Why a Rotting Grape Can Make a Three-Hundred-Pound Bottle
EDUCATION

Why a Rotting Grape Can Make a Three-Hundred-Pound Bottle

Femente Editorial20 May 20263 min read

Noble rot is the same fungus that wrecks a vineyard most years — except in three places, where it makes the world's longest-lived sweet wines

Grapes that have been visibly rotting on the vine sound like a vineyard failure. In the right place at the right time, they make some of the most expensive wine in the world. Botrytis cinerea is the fungus responsible — grey rot when it goes wrong, noble rot when it goes right — and the difference between those outcomes is mostly weather.

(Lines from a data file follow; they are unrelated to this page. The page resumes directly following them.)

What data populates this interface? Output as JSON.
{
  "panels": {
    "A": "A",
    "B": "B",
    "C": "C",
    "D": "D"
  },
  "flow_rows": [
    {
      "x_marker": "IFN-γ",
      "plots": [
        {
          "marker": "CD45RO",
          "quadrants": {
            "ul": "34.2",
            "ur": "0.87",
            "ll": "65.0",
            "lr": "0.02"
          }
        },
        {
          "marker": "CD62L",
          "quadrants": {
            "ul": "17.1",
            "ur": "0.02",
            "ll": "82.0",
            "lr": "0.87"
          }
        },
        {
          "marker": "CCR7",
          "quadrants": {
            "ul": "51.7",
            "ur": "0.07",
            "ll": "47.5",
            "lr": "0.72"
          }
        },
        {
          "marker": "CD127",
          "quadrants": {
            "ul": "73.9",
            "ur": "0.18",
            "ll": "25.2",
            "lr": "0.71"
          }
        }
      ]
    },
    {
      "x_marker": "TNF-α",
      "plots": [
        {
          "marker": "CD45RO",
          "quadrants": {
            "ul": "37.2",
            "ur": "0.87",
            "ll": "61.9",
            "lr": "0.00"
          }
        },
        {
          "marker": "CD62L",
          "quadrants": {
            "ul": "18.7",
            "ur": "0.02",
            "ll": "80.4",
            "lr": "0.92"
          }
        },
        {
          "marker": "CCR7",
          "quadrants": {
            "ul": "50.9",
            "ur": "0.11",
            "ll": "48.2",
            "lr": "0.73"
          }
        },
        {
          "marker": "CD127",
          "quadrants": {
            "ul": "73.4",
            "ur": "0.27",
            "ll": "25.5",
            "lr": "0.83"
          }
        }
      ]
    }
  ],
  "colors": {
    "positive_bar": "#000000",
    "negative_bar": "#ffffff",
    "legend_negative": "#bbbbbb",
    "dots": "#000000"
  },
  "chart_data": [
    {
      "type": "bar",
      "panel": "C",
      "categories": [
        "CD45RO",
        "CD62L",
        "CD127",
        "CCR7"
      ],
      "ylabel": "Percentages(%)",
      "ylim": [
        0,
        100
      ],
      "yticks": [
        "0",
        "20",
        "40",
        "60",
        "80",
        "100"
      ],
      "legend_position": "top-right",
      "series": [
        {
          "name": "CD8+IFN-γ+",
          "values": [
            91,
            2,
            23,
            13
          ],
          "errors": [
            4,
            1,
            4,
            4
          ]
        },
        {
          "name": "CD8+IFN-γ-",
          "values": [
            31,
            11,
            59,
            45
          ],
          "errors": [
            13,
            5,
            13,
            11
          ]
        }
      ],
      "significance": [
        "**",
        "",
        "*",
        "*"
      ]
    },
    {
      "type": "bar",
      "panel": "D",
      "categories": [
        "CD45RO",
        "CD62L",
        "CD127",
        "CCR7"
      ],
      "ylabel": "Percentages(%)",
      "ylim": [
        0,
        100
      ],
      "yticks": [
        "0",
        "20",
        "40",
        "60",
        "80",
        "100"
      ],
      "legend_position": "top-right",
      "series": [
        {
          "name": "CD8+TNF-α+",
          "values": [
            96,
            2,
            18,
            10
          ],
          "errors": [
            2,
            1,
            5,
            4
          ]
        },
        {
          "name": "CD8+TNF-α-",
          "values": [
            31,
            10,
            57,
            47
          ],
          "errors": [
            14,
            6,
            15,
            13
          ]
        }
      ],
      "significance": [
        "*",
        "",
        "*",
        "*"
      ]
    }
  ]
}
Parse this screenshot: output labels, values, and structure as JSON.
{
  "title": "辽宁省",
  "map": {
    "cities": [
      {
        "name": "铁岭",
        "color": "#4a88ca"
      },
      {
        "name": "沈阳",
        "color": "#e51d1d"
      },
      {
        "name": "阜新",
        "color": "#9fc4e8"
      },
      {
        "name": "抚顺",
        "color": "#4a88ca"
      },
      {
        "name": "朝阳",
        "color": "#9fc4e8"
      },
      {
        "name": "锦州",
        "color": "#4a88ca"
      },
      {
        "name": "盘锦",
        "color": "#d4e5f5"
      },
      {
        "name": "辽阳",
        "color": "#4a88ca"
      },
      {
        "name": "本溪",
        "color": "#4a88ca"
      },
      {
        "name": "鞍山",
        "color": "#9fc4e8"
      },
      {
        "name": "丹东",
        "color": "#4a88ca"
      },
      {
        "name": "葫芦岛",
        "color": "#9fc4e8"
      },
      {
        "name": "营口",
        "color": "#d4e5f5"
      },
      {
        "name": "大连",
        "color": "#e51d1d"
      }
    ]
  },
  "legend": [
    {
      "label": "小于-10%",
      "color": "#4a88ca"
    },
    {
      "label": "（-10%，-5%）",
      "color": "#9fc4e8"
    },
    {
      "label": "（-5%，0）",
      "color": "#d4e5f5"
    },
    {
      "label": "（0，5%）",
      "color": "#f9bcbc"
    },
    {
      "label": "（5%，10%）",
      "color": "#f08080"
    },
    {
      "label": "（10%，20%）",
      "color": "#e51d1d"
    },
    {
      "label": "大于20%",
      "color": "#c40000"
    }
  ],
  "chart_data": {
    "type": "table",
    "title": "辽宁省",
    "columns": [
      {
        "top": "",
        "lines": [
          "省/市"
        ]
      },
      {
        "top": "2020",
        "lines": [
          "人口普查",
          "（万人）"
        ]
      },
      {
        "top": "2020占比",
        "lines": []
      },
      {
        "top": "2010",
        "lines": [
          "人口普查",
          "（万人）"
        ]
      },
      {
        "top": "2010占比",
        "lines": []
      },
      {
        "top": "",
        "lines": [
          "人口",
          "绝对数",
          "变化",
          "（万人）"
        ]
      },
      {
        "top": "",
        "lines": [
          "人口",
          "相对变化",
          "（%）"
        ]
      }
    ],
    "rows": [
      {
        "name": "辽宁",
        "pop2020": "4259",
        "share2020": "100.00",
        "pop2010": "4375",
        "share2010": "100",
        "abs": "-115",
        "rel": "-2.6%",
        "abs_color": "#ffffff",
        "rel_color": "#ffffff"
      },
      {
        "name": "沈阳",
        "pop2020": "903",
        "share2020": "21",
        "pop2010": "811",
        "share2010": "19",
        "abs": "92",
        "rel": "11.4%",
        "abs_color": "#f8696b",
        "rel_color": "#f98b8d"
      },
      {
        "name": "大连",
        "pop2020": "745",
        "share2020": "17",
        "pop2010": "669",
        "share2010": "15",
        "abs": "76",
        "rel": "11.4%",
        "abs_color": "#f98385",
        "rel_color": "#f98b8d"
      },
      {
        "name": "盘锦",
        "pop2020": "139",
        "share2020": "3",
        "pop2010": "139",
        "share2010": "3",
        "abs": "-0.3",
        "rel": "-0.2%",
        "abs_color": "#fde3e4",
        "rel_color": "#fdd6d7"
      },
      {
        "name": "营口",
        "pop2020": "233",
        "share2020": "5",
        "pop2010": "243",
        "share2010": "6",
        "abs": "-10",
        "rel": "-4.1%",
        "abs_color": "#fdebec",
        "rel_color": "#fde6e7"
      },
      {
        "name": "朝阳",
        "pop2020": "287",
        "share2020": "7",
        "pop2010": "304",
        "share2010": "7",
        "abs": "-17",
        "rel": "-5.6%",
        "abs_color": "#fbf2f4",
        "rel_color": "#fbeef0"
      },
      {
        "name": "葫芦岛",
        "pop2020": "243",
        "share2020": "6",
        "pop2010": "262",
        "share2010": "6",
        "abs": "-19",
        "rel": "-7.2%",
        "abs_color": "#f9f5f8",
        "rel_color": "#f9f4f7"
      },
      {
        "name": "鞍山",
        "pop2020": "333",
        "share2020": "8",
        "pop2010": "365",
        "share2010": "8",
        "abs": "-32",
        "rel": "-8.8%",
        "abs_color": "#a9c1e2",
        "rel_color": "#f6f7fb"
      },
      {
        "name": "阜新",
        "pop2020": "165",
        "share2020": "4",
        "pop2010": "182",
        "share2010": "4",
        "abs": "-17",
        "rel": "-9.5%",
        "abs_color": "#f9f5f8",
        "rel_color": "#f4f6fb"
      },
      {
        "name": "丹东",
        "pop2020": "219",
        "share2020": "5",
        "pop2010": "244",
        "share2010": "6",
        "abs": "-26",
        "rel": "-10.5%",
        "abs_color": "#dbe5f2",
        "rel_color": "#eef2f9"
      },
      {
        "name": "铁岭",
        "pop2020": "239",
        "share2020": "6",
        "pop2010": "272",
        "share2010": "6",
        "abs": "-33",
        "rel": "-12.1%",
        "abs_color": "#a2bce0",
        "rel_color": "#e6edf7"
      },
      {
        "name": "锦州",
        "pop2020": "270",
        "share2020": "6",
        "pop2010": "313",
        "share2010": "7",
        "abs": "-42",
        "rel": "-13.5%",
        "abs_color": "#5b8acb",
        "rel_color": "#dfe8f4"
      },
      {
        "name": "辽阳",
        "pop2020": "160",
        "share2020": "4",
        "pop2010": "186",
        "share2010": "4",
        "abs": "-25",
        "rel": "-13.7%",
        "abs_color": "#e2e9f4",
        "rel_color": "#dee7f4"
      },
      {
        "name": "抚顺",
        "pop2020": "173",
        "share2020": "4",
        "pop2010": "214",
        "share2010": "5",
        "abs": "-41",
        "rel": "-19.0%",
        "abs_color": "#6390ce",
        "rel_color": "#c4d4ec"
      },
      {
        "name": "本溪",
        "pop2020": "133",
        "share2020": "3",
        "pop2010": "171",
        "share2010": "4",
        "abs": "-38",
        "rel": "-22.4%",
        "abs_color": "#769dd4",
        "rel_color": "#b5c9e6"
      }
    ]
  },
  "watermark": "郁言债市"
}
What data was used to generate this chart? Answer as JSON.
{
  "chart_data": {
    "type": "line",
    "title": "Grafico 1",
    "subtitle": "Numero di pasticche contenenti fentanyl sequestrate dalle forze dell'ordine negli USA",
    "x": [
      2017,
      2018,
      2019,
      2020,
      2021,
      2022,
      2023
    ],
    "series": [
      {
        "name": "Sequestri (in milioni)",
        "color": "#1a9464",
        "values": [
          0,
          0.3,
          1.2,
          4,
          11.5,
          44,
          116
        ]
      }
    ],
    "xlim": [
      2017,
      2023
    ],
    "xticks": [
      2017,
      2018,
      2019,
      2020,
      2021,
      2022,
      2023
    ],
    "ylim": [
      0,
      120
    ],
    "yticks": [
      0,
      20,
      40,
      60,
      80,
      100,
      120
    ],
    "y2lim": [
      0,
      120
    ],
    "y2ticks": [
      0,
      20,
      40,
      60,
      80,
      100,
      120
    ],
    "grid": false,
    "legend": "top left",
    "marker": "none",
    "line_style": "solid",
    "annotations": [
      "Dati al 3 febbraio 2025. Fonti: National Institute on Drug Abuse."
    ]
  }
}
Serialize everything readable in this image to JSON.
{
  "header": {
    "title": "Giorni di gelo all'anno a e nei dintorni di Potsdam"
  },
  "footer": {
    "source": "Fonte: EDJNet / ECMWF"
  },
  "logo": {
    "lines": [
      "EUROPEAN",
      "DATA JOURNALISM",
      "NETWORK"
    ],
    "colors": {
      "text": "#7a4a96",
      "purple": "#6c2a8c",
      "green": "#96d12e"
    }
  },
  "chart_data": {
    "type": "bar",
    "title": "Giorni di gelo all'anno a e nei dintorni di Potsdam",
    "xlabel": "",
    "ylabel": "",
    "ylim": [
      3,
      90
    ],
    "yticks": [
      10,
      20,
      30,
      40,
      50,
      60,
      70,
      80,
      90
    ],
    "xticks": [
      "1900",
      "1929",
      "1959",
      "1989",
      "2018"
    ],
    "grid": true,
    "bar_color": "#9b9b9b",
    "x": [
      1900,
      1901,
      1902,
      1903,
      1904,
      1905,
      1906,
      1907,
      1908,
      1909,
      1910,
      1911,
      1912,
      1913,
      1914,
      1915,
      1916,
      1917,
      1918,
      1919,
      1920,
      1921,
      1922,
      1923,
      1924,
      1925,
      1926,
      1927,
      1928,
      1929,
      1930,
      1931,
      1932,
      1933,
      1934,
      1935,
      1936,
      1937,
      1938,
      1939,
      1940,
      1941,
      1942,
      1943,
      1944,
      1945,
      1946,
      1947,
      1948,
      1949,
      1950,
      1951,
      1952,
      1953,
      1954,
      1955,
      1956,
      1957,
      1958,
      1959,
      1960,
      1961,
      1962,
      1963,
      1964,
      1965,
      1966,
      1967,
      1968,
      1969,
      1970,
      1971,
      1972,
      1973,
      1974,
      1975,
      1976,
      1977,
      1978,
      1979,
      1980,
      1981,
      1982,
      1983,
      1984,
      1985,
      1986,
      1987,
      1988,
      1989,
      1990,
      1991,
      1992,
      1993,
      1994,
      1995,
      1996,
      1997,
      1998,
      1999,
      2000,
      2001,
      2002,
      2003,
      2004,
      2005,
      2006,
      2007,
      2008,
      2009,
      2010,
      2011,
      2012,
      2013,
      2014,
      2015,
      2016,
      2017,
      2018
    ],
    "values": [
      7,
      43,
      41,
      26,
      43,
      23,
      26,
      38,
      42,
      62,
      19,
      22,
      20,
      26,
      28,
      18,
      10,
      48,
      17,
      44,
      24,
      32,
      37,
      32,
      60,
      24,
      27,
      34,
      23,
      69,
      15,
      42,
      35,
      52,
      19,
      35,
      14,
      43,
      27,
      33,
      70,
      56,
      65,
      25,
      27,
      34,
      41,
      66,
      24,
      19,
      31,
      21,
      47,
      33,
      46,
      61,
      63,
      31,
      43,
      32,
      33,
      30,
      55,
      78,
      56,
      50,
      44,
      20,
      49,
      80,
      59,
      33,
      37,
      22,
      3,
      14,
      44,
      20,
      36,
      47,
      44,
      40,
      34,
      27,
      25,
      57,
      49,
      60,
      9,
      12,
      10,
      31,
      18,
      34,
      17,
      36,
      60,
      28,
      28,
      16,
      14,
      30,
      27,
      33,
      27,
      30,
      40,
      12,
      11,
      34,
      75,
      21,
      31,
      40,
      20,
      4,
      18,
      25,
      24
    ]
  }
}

Noble rot needs a particular autumn pattern: damp, misty mornings to let the fungus colonise the grapeskin, followed by dry, breezy afternoons that arrest its growth and let the berries shrivel. Punctures in the skin let water evaporate, and the sugars and acids that remain are concentrated several times over. What ends up in the press is closer to syrup than juice, and what ends up in the bottle ages for decades.

Three places do this reliably and have done for centuries. Hungarians at Tokaj wrote it down first — Aszú-method wines appear in cellar inventories from the 1570s. Schloss Johannisberg in the Rheingau picked up the technique around 1750. Sauternes came last, building the most famous luxury industry on it and earning its own classification alongside Bordeaux's great reds in 1855.

EXPLORE REGION
Sauternes

Sauternes

Production is brutally inefficient. Each cluster ripens unevenly because botrytis colonises it berry by berry, so pickers walk the same vine multiple times across a season, taking only the shrivelled fruit at each pass. Yields fall to a fraction of a normal vintage — Château d'Yquem famously claims one glass of wine per vine. When the weather doesn't cooperate, the entire crop is sold as ordinary dry wine or written off, which is part of why noble-rot wine remains expensive even when nothing else about it is.

Modern sweet-wine reputation lives partly in the shadow of a syrupy stereotype none of these wines deserve. Aged Sauternes tastes more like honey-coated tropical fruit cut with a citrus and saline edge than like dessert in a glass. Tokaji Aszú is leaner still — drier on the finish, with an acidity that holds it together for half a century. Either is the answer to the wine drinker who claims not to like sweet wines: chances are good they have not had one made this way.